- Are You Comfortable with the ASP's Approach to Major Data Center Issues Such as Backup, Disaster-Proofing, and Data and Physical Security?
- Can the ASP Provide the Type of Secure Broadband Network that Best Suits Your Requirements?
- Is the ASP's IT Infrastructure Scalable Enough to Accommodate Your Company's Growth or Variations in Activity?
- Do You Prefer that an Outside Party Remotely Monitor All the ASP's Facilities (Such as Data Centers) and Security Equipment (Such as Firewalls)?
- Do You Require that the Application You Lease Be Extensively Customized?
- Do You Need Accelerated Deployment of the Hosted Application?
- Which, If Any, of these Hosted Enabling Technologies Do You Need, and Why?
- What Extent of Technical Support and Customer Service Do You Require?
- Which ASP Pricing Model Best Meets Your Company's Activity Patterns—Does the ASP Offer that Model?
- Does the ASP's Standard Service Level Agreement (SLA) Meet Your Needs? If Not, Will the ASP Change It, and How Much Does It Charge to Change It?
3. Is the ASP's IT Infrastructure Scalable Enough to Accommodate Your Company's Growth or Variations in Activity?
Scalability is especially critical for an ASP because it hosts multiple iterations, often of multiple enterprise applications, to multiple customers. So its hardware, application, and network have to be particularly robust. In general, an ASP should have servers with high I/O and transaction rates, but in a smaller footprint. Smaller servers cluster more easily than large ones, more of them can fit in a data center cage, and they consume less power. Clustering is important because it allows the ASP to have resources pull from the combined configuration of several clustered servers so that whatever server is available or most functionally appropriate gets activated to, say, handle a transaction. With traditional dedicated servers, if the server is busy, the task has to wait to be processed.

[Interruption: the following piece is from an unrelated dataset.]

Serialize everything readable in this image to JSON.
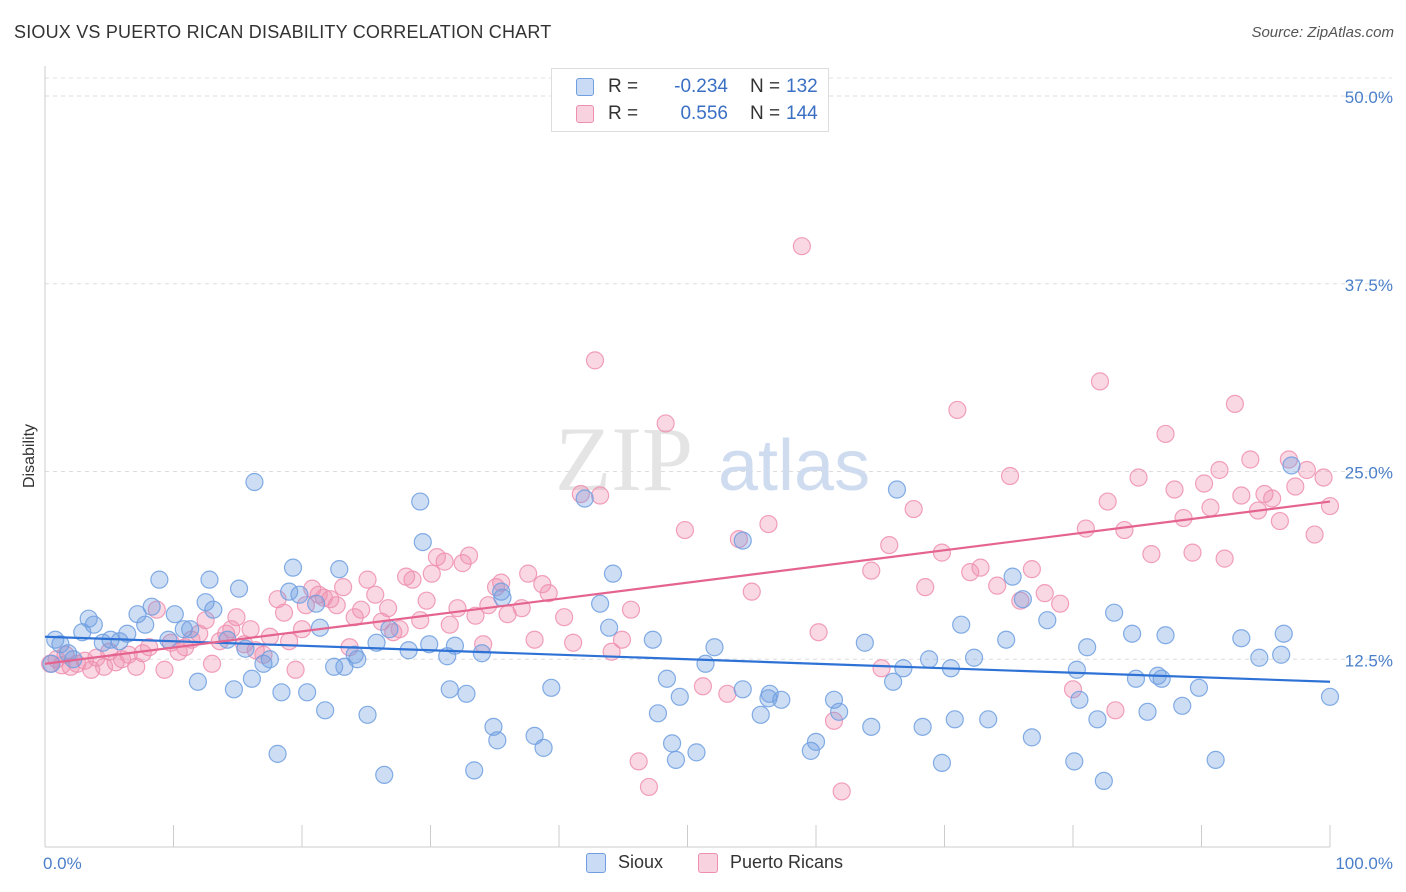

Smaller servers are also more easily used for "capacity-on-demand" scenarios. In these situations, vendors let an ASP install more serversor more chips in serversthan it needs right away so that they can be activated as customer requirements dictate.
A similar principle is obtained with networks. With ATM-based VPNs, for instance, the ASP can often just turn on more network capacity as it's needed by customers. By comparison, it might have to wait weeks or months to provision another leased line to meet a customer's demands. So the type of network, as well as the capacity of the network, influence real-world scalability.
Needless to say, the hosted enterprise application must also scale sufficiently as new users or greater activity dictate.